Recently, a client who was referred by her massage therapist came to me with great concern because her well-intentioned midwife had told her that she had DRA. She was four months postpartum and was afraid to begin exercising again because of her fear of making the condition worse.
While I was thrilled that her midwife had checked her for DRA, I wish that she had also told her where to go for help (ideally, a women’s health physiotherapist, or a fitness professional with experience in working with DRA) and what she should do. She had given her a list of don’ts: no crunches, no sitting up from lying down without rolling onto her side first, no planks, and no heavy abdominal work.

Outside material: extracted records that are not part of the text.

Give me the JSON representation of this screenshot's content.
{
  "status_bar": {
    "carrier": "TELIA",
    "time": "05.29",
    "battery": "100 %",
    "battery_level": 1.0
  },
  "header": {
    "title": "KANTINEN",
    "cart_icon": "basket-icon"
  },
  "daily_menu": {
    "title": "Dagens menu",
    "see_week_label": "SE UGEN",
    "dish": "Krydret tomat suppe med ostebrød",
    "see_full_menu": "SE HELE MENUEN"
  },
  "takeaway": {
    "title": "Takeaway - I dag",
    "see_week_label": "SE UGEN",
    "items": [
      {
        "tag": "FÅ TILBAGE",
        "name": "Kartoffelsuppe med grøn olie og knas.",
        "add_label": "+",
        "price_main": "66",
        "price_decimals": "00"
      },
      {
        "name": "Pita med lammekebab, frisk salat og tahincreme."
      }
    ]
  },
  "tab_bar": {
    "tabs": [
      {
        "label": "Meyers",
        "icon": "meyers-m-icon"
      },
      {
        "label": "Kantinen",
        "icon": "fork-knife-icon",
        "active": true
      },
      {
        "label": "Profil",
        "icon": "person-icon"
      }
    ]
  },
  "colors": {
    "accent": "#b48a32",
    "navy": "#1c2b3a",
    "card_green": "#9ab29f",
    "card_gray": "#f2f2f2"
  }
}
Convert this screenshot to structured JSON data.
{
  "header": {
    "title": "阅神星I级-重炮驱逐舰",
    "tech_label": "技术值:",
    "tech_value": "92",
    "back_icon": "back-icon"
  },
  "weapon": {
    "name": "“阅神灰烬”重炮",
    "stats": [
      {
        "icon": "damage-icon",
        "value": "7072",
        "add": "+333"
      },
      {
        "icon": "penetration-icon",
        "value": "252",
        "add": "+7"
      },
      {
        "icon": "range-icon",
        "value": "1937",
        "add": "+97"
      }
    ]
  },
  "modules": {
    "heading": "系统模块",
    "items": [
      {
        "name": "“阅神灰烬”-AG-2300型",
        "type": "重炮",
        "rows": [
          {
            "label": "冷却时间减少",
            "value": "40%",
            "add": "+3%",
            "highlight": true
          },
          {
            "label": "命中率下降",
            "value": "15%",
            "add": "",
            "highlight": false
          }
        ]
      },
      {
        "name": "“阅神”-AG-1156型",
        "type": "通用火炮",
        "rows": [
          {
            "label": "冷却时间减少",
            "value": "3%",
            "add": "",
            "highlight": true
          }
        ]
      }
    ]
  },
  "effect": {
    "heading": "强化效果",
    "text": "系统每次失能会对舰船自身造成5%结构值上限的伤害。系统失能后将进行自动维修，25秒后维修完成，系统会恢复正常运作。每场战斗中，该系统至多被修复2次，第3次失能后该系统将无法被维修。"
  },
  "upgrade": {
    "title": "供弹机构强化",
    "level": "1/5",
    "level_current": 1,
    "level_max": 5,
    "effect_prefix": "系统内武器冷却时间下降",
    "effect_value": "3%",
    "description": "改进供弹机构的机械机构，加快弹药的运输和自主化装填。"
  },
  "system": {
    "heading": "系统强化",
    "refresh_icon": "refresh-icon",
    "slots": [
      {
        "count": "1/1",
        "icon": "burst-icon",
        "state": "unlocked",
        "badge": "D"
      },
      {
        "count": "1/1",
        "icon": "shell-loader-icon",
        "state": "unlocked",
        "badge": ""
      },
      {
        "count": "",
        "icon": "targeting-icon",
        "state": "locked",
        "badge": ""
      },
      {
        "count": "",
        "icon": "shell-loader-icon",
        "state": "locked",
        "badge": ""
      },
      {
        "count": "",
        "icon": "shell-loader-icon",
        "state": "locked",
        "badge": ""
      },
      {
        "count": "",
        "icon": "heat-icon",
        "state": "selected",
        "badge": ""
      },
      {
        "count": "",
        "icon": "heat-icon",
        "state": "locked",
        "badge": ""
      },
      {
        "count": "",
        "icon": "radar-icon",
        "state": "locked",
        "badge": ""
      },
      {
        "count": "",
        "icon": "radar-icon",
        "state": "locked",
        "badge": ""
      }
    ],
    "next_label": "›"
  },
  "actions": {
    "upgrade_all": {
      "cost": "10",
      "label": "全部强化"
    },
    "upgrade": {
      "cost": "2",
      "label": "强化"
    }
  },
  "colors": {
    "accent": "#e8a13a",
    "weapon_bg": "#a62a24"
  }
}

When I checked my new client’s DRA, I found what I would call a “functional” diastasis. Yes, she had a palpable split between her rectus muscles when she did the basic head-lift task. However, she was able to generate tension along her linea alba with breathing a deep core cues. This is what I define as a “functional diastasis.” When this is the case, we move forward with education about posture, rib cage to pelvic alignment, breathing, and deep core function. You can read more about my approach here.
As we progress in Pilates work, I continually check to make sure that as we increase load, the client is still sufficiently generating tension along the linea alba. Then we can determine which exercises are appropriate, need to be modified, or left for a future date. My goal is to have the client leave that first session feeling confident that she can manage and improve her condition by giving her guidance in choosing appropriate exercises in and out of my studio, and in her activities of daily living.
Empowering our clients with knowledge, and staying up to date on current trends, research, and methods in the fitness and rehab fields, is the providing the utmost service. As awareness and recognition of DRA increases, we as Pilates teachers can help our clients when they come to us for help.